Compared to rodents, human CA2 is proportionally larger, but still as mysterious. One intriguing finding has been that early in the onset of schizophrenia and bipolar disorder there is a loss of inhibitory neurons specifically in CA2. In addition to the memory problems that accompany these diseases, patients often exhibit a hyper-sensitivity to changes in environment and routine.
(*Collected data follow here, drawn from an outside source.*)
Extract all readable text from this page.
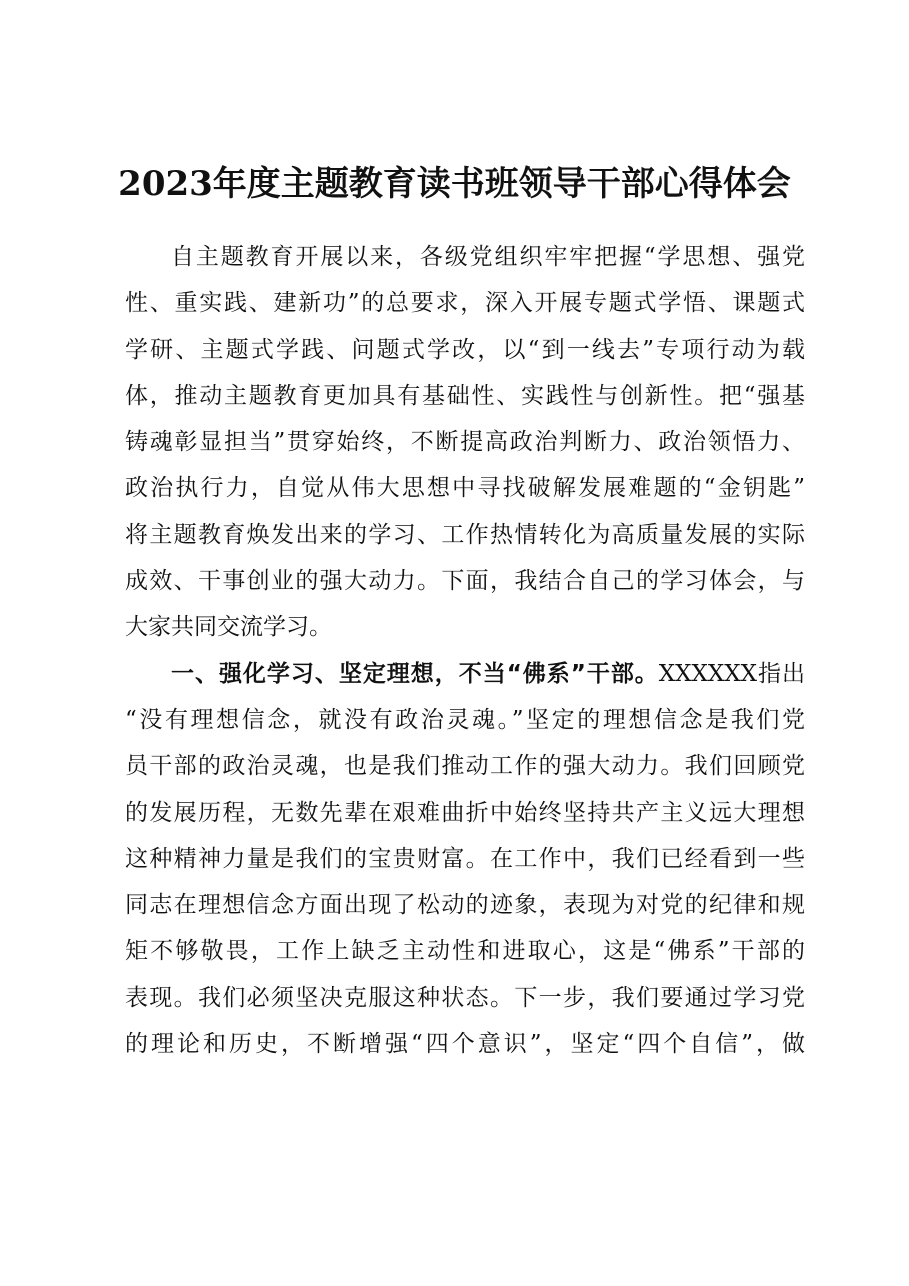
2023年度主题教育读书班领导干部心得体会
自主题教育开展以来，各级党组织牢牢把握“学思想、强党
性、重实践、建新功”的总要求，深入开展专题式学悟、课题式
学研、主题式学践、问题式学改，以“到一线去”专项行动为载
体，推动主题教育更加具有基础性、实践性与创新性。把“强基
铸魂彰显担当”贯穿始终，不断提高政治判断力、政治领悟力、
政治执行力，自觉从伟大思想中寻找破解发展难题的“金钥匙”
将主题教育焕发出来的学习、工作热情转化为高质量发展的实际
成效、干事创业的强大动力。下面，我结合自己的学习体会，与
大家共同交流学习。
一、强化学习、坚定理想，不当“佛系”干部。XXXXXX指出
“没有理想信念，就没有政治灵魂。”坚定的理想信念是我们党
员干部的政治灵魂，也是我们推动工作的强大动力。我们回顾党
的发展历程，无数先辈在艰难曲折中始终坚持共产主义远大理想
这种精神力量是我们的宝贵财富。在工作中，我们已经看到一些
同志在理想信念方面出现了松动的迹象，表现为对党的纪律和规
矩不够敬畏，工作上缺乏主动性和进取心，这是“佛系”干部的
表现。我们必须坚决克服这种状态。下一步，我们要通过学习党
的理论和历史，不断增强“四个意识”，坚定“四个自信”，做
This study suggests there may be a functional relationship between this sensitivity and CA2 dysfunction, hinting at a new circuit to target in our attempts to understand the function of both the normal and diseased brain.

neurosciencestuff:

A circuit for change

To answer the seemingly simple question “Have I been here before?” we must use our memories of previous experiences to determine if our current location is familiar or novel. In a new study published in the Journal of Neuroscience researchers from the RIKEN Brain Science Institute have identified a region of the hippocampus, called CA2, which is sensitive to even small changes in a familiar context. The results provide the first clue to the contributions of CA2 to memory and may help shed light on why this area is often found to be abnormal in the schizophrenic brain.

Change comes in many flavors; if we move to a new country, city or house it is easy to recognize the novelty of the environment, but if we come home to find the furniture rearranged or a new piece of art on the wall, this recognition may be much slower. Scientists believe this is because memory formation requires comparing current information with previous experience and the larger the overlap, the more difficult the distinction. It has long been known that the hippocampus is a region of the brain crucial for this type of memory, however the identification of neurons responsible for this comparison has remained elusive.

In this study Marie Wintzer, Roman Boehringer, Denis Polygalov and Thomas McHugh used genetically modified mice and advanced cell imaging techniques to demonstrate that while the entire hippocampus is capable of detecting large changes in context, the small and often overlooked CA2 region is exquisitely sensitive to small changes.

Mice were familiarized with one context and then placed either in a much different context or back in the original with small alterations, such as several new small objects. By detecting the expression of activity induced genes Wintzer and colleagues were able to demonstrate that just a few new objects in the otherwise unchanged context completely altered the pattern of active cells specifically in CA2. Mice that had been genetically engineered to lack this CA2 response explored the new context much less than their normal siblings.

“CA2 has often been overlooked or simply grouped together with its more prominent neighbors, but these data suggest it’s unique and important for recognizing and reacting to changes in our environments” explains Dr. McHugh, the leader of the study.

Compared to rodents, human CA2 is proportionally larger, but still as mysterious. One intriguing finding has been that early in the onset of schizophrenia and bipolar disorder there is a loss of inhibitory neurons specifically in CA2. In addition to the memory problems that accompany these diseases, patients often exhibit a hyper-sensitivity to changes in environment and routine. This study suggests there may be a functional relationship between this sensitivity and CA2 dysfunction, hinting at a new circuit to target in our attempts to understand the function of both the normal and diseased brain.